Please ensure Javascript is enabled for purposes of website accessibility

Smoking is detrimental to nearly every part of your body, including your eyes. Although many people know that smoking can lead to life-threatening diseases like heart disease and cancer, they tend to be less familiar with the effects of smoking on their eyes and vision. The team at Eyesthetica wants to focus on those risks in today’s post.

Eye Diseases Linked to Smoking

Smoking is a major risk factor for serious eye diseases including cataracts, age-related macular degeneration, glaucoma, and uveitis. If left untreated, these diseases can lead to irreversible vision loss and possible blindness.

Smoking can also raise the risk of developing diabetes; the complications of which can significantly affect the health of the eyes. People with diabetes are more likely to develop problems like diabetic retinopathy.

Increased Risk of Dry Eye

Smokers are nearly twice as likely to have dry eyes as non-smokers. Tobacco smoke irritates the eyes and can worsen the symptoms of dry eye, which include red eyes, itchy eyes, watery eyes, and a foreign body sensation (i.e., something is stuck in the eyes).

Smoking While Pregnant

Expectant mothers that smoke subjects their unborn children to dangerous toxins. These babies are more likely to develop fetal and infant eye disorders, including crossed eyes and an underdeveloped optic nerve (which can lead to blindness).

Women that smoke while pregnant are also more likely to give birth to premature babies, putting them at a higher risk of eye problems than babies that are born at full term.

Affects Healing and Scarring after Surgery

Smoking can be very harmful to someone recovering from eyelid surgery or another oculoplastic procedure. The chemicals in cigarettes constrict the blood vessels, reducing blood supply to the healing tissues.

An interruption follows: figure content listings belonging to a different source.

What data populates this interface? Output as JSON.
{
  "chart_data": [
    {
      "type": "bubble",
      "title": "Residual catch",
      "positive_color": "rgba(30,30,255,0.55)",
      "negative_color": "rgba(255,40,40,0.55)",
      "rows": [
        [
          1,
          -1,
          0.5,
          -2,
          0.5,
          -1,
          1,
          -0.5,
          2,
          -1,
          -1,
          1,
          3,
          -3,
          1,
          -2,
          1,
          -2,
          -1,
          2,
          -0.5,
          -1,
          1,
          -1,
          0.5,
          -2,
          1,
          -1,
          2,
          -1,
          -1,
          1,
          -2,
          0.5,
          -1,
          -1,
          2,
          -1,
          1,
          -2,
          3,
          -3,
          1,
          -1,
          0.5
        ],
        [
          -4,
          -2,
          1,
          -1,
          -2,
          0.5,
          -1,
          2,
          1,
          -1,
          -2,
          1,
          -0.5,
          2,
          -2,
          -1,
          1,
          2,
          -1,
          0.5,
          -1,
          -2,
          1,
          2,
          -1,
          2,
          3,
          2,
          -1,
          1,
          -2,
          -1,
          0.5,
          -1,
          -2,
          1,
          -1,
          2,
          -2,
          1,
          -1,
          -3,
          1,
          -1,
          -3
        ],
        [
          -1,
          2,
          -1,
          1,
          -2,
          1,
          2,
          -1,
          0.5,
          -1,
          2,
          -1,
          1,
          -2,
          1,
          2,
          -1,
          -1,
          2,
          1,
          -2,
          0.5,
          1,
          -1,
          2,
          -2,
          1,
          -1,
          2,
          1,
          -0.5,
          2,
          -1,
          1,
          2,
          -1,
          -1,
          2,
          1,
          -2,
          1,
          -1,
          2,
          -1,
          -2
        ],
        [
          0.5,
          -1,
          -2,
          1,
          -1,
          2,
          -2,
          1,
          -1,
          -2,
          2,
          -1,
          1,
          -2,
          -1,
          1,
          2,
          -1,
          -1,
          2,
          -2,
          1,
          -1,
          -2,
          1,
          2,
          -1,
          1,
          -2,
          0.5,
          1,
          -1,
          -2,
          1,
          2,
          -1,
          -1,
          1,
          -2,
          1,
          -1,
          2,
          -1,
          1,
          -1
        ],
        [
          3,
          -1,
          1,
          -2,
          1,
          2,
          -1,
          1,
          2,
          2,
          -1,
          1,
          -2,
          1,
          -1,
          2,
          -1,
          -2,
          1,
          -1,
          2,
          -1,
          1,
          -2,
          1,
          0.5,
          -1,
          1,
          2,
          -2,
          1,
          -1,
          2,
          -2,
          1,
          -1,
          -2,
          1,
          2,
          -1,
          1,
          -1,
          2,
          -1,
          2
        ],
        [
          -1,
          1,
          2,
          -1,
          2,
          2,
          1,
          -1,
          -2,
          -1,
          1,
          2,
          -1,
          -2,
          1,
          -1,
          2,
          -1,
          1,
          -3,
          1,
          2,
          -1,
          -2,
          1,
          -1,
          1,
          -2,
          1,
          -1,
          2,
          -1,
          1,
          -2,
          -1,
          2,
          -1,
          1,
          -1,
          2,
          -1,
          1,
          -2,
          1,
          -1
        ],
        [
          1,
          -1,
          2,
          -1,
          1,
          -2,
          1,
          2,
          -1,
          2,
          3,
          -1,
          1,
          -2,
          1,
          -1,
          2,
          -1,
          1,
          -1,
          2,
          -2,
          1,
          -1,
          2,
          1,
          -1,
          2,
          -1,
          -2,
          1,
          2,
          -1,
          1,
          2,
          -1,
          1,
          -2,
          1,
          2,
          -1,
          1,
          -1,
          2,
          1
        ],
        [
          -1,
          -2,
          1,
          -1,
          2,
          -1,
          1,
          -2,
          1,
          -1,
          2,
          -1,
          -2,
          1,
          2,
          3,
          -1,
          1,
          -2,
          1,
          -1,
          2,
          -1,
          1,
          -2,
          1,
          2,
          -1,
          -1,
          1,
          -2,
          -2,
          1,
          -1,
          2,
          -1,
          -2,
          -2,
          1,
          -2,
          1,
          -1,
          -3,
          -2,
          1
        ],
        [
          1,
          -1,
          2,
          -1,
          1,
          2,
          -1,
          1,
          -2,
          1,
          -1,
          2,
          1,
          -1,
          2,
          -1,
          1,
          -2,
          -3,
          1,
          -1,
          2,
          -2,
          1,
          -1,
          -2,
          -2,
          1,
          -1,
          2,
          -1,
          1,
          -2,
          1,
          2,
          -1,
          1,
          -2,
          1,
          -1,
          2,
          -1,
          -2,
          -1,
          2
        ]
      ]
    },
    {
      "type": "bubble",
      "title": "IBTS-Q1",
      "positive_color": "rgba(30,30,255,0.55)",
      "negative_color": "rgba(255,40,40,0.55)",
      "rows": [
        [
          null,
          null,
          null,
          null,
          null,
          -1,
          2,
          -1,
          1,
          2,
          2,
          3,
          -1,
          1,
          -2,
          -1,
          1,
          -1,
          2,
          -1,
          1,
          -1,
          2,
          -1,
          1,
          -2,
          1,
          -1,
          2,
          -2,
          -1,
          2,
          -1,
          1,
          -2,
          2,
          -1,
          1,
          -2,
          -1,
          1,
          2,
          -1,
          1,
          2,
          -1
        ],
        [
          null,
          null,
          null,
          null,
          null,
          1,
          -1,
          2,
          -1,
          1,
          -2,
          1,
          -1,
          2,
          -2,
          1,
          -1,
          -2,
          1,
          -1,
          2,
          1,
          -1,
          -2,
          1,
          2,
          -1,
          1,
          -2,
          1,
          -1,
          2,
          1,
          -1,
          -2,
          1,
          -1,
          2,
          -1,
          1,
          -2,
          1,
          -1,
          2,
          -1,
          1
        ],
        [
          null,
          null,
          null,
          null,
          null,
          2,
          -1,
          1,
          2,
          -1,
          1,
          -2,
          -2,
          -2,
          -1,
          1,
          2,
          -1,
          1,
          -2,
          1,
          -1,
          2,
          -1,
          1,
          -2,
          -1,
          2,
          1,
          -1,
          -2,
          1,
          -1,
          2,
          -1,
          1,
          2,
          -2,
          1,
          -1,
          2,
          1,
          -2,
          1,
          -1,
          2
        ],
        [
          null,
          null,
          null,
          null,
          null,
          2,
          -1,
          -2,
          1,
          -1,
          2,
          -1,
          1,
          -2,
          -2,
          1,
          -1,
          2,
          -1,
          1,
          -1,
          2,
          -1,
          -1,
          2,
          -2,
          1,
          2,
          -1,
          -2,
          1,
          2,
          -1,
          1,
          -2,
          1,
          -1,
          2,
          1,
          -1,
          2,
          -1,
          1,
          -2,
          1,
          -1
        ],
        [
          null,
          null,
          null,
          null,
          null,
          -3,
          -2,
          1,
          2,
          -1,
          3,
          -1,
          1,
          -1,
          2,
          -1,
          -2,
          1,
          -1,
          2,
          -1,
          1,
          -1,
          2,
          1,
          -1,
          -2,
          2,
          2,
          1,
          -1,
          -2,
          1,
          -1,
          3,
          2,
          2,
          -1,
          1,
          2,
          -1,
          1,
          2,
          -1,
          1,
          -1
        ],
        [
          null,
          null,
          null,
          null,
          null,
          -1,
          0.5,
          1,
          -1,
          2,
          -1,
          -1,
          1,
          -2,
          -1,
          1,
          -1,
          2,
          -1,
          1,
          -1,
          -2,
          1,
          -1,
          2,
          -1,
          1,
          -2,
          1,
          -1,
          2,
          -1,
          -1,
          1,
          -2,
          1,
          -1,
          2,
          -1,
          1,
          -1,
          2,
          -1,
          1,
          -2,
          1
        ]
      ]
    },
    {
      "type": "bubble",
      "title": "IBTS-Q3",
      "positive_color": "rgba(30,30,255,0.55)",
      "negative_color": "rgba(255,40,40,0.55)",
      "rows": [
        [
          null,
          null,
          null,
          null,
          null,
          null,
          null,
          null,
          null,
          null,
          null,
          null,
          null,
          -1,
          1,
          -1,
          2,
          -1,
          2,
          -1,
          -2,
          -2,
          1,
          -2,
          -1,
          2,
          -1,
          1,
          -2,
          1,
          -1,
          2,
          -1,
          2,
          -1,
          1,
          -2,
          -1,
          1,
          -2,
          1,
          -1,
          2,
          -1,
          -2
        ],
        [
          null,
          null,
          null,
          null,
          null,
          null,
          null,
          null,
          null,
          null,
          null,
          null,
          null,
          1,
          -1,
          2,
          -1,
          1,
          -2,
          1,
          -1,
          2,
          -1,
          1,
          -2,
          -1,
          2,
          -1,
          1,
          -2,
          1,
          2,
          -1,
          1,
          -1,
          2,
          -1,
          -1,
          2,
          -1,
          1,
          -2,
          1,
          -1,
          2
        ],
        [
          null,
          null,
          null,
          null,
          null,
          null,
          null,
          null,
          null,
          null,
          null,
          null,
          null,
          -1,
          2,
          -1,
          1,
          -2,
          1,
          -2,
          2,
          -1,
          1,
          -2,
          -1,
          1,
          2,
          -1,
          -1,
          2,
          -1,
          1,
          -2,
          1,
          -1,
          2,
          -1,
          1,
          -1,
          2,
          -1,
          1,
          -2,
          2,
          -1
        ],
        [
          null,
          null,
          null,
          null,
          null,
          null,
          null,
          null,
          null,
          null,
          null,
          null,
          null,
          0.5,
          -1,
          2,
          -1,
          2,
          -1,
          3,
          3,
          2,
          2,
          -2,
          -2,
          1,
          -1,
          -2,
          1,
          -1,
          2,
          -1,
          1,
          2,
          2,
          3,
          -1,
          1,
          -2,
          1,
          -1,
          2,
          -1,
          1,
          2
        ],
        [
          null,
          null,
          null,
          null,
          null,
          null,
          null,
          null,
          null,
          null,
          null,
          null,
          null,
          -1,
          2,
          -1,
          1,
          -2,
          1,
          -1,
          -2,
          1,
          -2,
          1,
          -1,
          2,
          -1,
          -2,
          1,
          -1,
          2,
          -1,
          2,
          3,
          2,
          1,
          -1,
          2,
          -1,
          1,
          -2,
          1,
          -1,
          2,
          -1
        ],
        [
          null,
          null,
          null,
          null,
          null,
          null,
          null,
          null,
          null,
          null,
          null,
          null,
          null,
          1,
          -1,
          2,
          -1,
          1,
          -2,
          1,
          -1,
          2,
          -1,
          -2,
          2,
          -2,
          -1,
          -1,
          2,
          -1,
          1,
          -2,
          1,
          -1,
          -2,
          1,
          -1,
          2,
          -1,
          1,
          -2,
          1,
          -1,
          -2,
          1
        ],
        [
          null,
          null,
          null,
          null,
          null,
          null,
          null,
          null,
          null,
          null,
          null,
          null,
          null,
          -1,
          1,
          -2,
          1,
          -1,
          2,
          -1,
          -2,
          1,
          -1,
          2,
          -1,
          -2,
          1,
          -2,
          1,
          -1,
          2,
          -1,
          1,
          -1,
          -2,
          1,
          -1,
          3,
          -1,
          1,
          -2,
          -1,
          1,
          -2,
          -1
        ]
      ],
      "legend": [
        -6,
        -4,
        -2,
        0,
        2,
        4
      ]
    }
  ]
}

Without adequate circulation, the tissues can die. The nicotine in a cigarette or even a vape pen can prevent surgical wounds from healing. Smoking is associated with a heightened risk of wound infections. Studies have also found that smokers tend to need more anesthesia during surgery, and more pain medication afterward.

It’s Not Too Late to Quit

People that quit smoking significantly lower their risk of eye diseases and poor healing after plastic surgery (not to mention, quitting helps their general health status and life expectancy). It is never too late to stop smoking and invest in the health and wellness of your eyes. The American Cancer Society’s website is a great resource for information about quitting, or you can work with your primary care physician to develop a cessation plan.